How I won the Data Science Olympics 2019 (with code)

Published in

ManoMano Tech team

6 min readJun 5, 2019

TL;DR

I won the Data Science Olympics 2019, a 2 hours real life data science challenge.

My solution is a single LightGBM model with strong feature engineering on categorical variables and dates. You can find the code here.

We’re recruiting tech talents at ManoMano (data scientists/engineers, developers, etc.), don’t hesitate to apply here!

Competition concept

The Data Science Olympics is a real life data science challenge. Previously called The Best French Data Scientist (“Le Meilleur Data Scientist de France”), the 2019 edition was held simultaneously in Berlin and Paris.

The concept is pretty simple: every participant has 2 hours to build the best predictive model and to compute predictions on a test dataset that doesn’t contain the variable to predict. The competition’s platform computes a score for each participant in real time. In a nutshell, it’s like a Kaggle competition but rather than lasting 3 months, it lasts… 2 hours.

This year, the contest gathered simultaneously over 1000 data scientists on the same challenge, during the same evening, in Berlin and Paris!

Competition description

The DGCS (French acronym for Direction Générale de la Cohésion des Territoires, in English General Directorate for Territorial Cohesion) is linked to the French ministry of territorial cohesion. Its mission is to design, direct and evaluate public policies regarding solidarity, social development and equality promotion so as to foster social cohesion and support people self-reliance.

Recently, the DGCS renovated and standardized the information system of the centers responsible for emergency housing distribution. The challenge dataset comes from this renovation project. Families in emergency situations live on the streets or do not have a home. We can compare this problem to the accommodation for refugees, which must be sent to care centers.

The goal is to predict the number of nights an emergency service can provide to an individual or a group (couple, family, …).

The data contains about 480k samples (with data related to requests, groups and individuals). The number of nights is only known for a subset of requests: the train dataset.

The objective is to predict the number of nights for the requests of the test dataset.

The target to predict represents a categorized number of nights that the person or group will stay in an emergency structure:

0: the person or group won’t be granted a solution or has refused it
1: 1 or 2 nights
2: between 3 nights (included) and 1 month
3: more than 1 month

My solution

My solution is a single LightGBM model with strong feature engineering on categorical variables and dates:

My log-loss evolution during the competition

The 2 keys to the challenge were as follows:

Key n°1: correctly optimize the loss function.
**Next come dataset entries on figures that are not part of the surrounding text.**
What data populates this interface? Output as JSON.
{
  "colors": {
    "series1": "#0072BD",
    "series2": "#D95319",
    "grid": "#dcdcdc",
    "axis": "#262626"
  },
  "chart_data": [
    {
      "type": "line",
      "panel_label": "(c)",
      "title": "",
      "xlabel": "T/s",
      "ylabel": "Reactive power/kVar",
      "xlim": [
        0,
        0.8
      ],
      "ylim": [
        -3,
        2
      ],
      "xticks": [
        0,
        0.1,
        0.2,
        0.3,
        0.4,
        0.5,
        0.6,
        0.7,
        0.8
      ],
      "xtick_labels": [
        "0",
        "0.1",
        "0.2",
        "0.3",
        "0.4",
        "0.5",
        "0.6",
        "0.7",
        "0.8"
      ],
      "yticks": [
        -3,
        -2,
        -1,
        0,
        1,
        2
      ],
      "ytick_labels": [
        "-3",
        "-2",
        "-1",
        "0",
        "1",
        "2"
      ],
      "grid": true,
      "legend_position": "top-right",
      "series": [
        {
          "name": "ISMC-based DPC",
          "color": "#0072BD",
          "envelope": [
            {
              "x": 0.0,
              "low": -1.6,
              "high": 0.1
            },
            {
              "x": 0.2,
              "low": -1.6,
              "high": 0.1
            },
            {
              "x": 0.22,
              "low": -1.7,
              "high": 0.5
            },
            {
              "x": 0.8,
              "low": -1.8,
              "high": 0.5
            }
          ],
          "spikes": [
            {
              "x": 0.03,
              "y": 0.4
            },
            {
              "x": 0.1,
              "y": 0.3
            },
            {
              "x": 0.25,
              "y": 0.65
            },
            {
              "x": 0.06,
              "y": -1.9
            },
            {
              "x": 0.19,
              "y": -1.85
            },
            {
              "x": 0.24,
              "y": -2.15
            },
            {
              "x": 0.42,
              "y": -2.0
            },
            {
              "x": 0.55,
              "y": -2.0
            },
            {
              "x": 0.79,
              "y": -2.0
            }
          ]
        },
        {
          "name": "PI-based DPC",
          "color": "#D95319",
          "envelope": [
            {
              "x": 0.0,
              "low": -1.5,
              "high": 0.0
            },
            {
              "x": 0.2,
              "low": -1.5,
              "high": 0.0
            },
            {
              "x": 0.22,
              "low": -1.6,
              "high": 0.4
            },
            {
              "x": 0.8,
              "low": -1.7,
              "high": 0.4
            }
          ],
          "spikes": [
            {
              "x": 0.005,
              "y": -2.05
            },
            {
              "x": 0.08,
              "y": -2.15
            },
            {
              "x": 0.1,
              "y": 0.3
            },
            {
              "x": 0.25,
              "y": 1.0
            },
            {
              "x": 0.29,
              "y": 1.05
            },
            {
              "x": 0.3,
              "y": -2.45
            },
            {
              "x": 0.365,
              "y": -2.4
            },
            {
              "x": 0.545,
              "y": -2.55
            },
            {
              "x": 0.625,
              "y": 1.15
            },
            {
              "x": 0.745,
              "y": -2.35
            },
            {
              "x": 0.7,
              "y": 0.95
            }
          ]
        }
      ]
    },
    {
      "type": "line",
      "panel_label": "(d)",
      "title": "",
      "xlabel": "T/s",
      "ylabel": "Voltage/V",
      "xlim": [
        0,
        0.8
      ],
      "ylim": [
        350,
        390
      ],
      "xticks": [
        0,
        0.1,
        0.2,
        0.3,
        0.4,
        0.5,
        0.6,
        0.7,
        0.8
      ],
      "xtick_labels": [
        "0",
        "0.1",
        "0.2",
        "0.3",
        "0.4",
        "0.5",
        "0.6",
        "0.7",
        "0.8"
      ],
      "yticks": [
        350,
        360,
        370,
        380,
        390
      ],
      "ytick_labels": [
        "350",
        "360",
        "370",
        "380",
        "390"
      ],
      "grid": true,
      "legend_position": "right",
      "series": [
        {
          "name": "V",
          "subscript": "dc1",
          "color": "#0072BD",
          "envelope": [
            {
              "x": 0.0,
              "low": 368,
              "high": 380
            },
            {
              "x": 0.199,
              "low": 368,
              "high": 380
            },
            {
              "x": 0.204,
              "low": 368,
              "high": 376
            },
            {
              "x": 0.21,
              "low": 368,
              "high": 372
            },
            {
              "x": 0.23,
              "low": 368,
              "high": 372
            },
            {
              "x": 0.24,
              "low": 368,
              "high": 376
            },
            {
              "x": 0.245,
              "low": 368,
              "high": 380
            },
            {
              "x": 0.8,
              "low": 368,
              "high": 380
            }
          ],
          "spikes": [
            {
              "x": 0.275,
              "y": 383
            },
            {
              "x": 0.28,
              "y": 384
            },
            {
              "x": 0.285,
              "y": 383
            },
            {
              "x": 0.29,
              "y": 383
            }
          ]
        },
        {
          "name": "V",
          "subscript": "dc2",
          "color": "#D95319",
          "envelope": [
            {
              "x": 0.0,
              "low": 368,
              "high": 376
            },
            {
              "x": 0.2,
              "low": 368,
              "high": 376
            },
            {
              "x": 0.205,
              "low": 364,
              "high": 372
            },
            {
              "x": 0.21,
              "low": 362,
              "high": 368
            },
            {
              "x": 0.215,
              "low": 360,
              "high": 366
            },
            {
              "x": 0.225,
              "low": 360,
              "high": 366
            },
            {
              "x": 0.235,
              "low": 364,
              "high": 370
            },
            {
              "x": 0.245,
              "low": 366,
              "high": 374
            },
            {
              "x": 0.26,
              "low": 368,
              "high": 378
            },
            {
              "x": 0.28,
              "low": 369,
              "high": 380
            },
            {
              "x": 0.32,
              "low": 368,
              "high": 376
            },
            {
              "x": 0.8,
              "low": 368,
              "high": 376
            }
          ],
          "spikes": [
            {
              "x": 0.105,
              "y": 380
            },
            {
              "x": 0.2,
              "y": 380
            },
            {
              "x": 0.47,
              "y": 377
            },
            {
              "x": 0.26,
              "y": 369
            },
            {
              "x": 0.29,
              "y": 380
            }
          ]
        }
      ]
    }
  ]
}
The loss function was a bit tricky this year:

In English terms, it means that errors on category 3 are much more penalizing (10³) than errors on category 0. Ignoring this loss function and optimizing the log-loss was therefore doomed to failure, no matter how good your feature engineering was.

The simplest way to optimize the loss function is to optimize the log loss but by weighting your samples. LightGBM allows you to assign a weight to each of your sample in the fit function:

lgb.fit(X, y, sample_weight=10**y)

Another way to optimize this loss function was to code a custom loss function and to feed it to LightGBM but it would have taken longer for the exact same result.

Key n°2: manage categorical variables well. Most of the predictive signal was present in the categorical variables, especially those with many modalities (group_id, group_main_requester_id, housing_situation_id, etc.). I used 3 tricks to create useful variables derived from these categorical variables:

a) Label encoding: encode each modality to a single number, it seems counter-intuitive but tree-based models (like LightGBM) manage to pull predictive signal from these kind of variables.

for var in categorical_features:
    encoder = LabelEncoder()
    df[‘le_{}’.format(var)] = encoder.fit_transform(df[var])
    df.loc[df[var].isnull(), ‘le_{}’.format(var)] = -1

b) Value count: another way to extract information from a categorical variables, just count the number of times each modality appears.

for var in categorical_features:
    mapping_vc = df[var].value_counts()
    df[‘vc_{}’.format(var)] = df[var].map(mapping_vc)

c) Target encoding: the process of computing the mean of the target variable for each modality of the categorical variable. Check the code on github if you want more details on the implementation.

You can find the code here. The provided notebook will give you a leaderboard score of 0.44057 if you run it as it is. For clarity, I removed the tuning part and modelling attempts that didn’t work.

What didn’t work

Random forest: do not directly optimize log loss, too weak compared to LightGBM
Neural nets: too slow, no time to tune the net architecture, no GPU :(
Blend of several LightGBM (with seed variation): surprisingly it didn’t work on this dataset

“Did you use the individuals dataset?”

That’s the first question another participant asked me once the challenge was over. I had no idea what he was talking about.

In fact, halfway through the competition, the organization released another dataset with individual features (features on the people in the group doing the request: age, gender, marital status, etc.), but I didn’t hear it since I was focused on listening to music with my headphones :-)

Fortunately, the participants who tried to use it told me that they failed to create discriminating features from it within the time available.

Data science competitions vs real life

Data Science competitions are great, they allow every data scientist to improve their data manipulation, feature engineering and modeling skills. They’re also an excellent way to learn data science quickly alongside a talented and passionate community.

But data science competitions are only a small part of a data project. In real life, you will need much more if you want to put machine learning models into production (non-exhaustive list):

Business problem definition and understanding
Translation of business problem into a data science problem
Target definition
Metric selection
Training dataset extraction
Feature engineering (data science competition scope)
Modelling and tuning (data science competition scope)
Industrialization into your infrastructure
Production dataset extraction
Leakage detection & data distribution tests
Model maintenance once in production
Metric monitoring & alerting
Feedback loop management
Communication

At ManoMano, in order to build end-to-end data products in an efficient way and to tackle all these tasks, data scientists are integrated into feature teams that are composed of various profiles (developers, product managers, QA engineers, data engineers, etc.).

We’re recruiting tech talents in Paris, Bordeaux and Barcelona (data scientists/engineers, developers, etc.) so don’t hesitate to apply!

Many thanks to the ManoMano data team, from whom I learn a lot every day. We prepared this competition as a team, meeting each other once a week to share code & tips on competitions. Special mention to Jacques Peeters, data scientist at ManoMano, who finished 7th.

My brilliant data colleagues and me, after the competition

Last but not least, I won this huge monstrous electric bike, If someone is interested, I’m selling it!